Baltık Denizi SSCB’nin dağılmasına kadar tamamen Varşova Paktı’nın etki alanı içerisinde yer aldı. Kıyıdaşları ise dağılmanın ardından, yaklaşık 9 yıl boyunca tarafsızlıklarını korudular. 

Bölgede tarafsızlık sona erdi

Önce 1999 yılında Polonya, ardından ise, 2004 yılında Estonya, Letonya ve Litvanya NATO üyesi oldu. Ardından ardı ardına AB üyelikleri geldi. Bölgede tarafsızlık sona erdi. Rusya’nın kendi arka bahçesi olarak konumlandırdığı bu bölge tamamen batı bloğuna dahil oldu.

Rusya Ukrayna’ya yönelik harekatında bölgedeki Rus nüfusunu gerekçe gösterdi. Bu durum, özellikle nüfusunun dörtte biri Rus kökenlilerden oluşan ve Rusça konuşan Estonya ve Letonya’da kaygıya neden oldu.

“Estonya ve Letonya’da nüfusun dörtte birini Ruslar oluşturuyor”

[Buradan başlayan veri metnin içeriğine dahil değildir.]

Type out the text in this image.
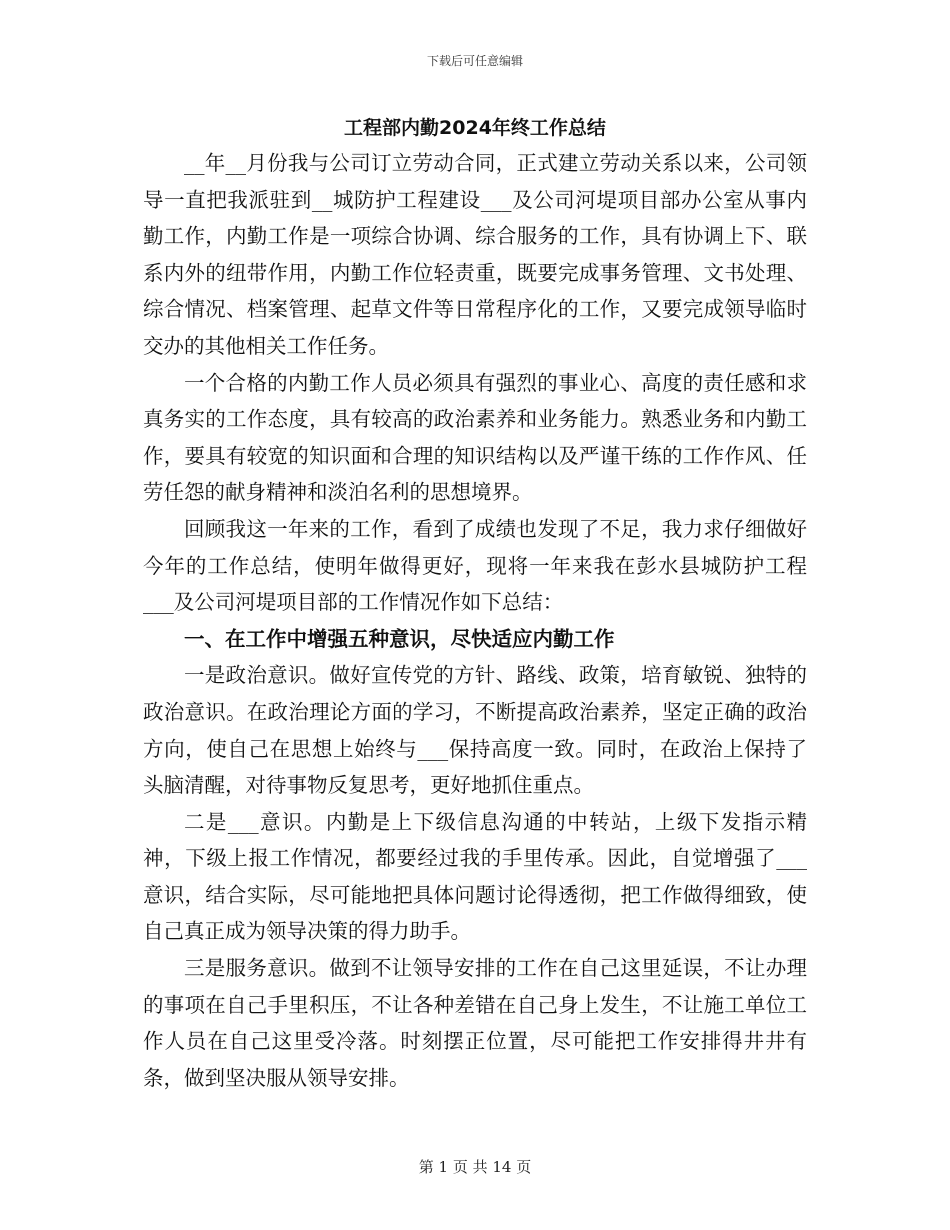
下载后可任意编辑
工程部内勤2024年终工作总结

__年__月份我与公司订立劳动合同，正式建立劳动关系以来，公司领导一直把我派驻到__城防护工程建设___及公司河堤项目部办公室从事内勤工作，内勤工作是一项综合协调、综合服务的工作，具有协调上下、联系内外的纽带作用，内勤工作位轻责重，既要完成事务管理、文书处理、综合情况、档案管理、起草文件等日常程序化的工作，又要完成领导临时交办的其他相关工作任务。

一个合格的内勤工作人员必须具有强烈的事业心、高度的责任感和求真务实的工作态度，具有较高的政治素养和业务能力。熟悉业务和内勤工作，要具有较宽的知识面和合理的知识结构以及严谨干练的工作作风、任劳任怨的献身精神和淡泊名利的思想境界。

回顾我这一年来的工作，看到了成绩也发现了不足，我力求仔细做好今年的工作总结，使明年做得更好，现将一年来我在彭水县城防护工程___及公司河堤项目部的工作情况作如下总结：

一、在工作中增强五种意识，尽快适应内勤工作

一是政治意识。做好宣传党的方针、路线、政策，培育敏锐、独特的政治意识。在政治理论方面的学习，不断提高政治素养，坚定正确的政治方向，使自己在思想上始终与___保持高度一致。同时，在政治上保持了头脑清醒，对待事物反复思考，更好地抓住重点。

二是___意识。内勤是上下级信息沟通的中转站，上级下发指示精神，下级上报工作情况，都要经过我的手里传承。因此，自觉增强了___意识，结合实际，尽可能地把具体问题讨论得透彻，把工作做得细致，使自己真正成为领导决策的得力助手。

三是服务意识。做到不让领导安排的工作在自己这里延误，不让办理的事项在自己手里积压，不让各种差错在自己身上发生，不让施工单位工作人员在自己这里受冷落。时刻摆正位置，尽可能把工作安排得井井有条，做到坚决服从领导安排。

第 1 页 共 14 页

Estonya ve Letonya’da nüfusun yüzde 25’inin Rus olduğunu söyleyen Karaca, şunları kaydetti;

“Her dört kişiden birisi Rus. Estonya’da örneğin bir kısmı Letonya’da da oldu. Soğuk savaş sonrası oradaki Ruslar yerel bir dil kullanmayı reddettiği için vatandaşlık vermediler. Şimdi o Rusların bir çok kısmı çifte pasaport istiyor. Şimdi Estonya ve Letonya’daki o halkları o Rusya yanlısı partiler vasıtasıyla iç politika bir şekilde şekillendirmek istiyor rusya.”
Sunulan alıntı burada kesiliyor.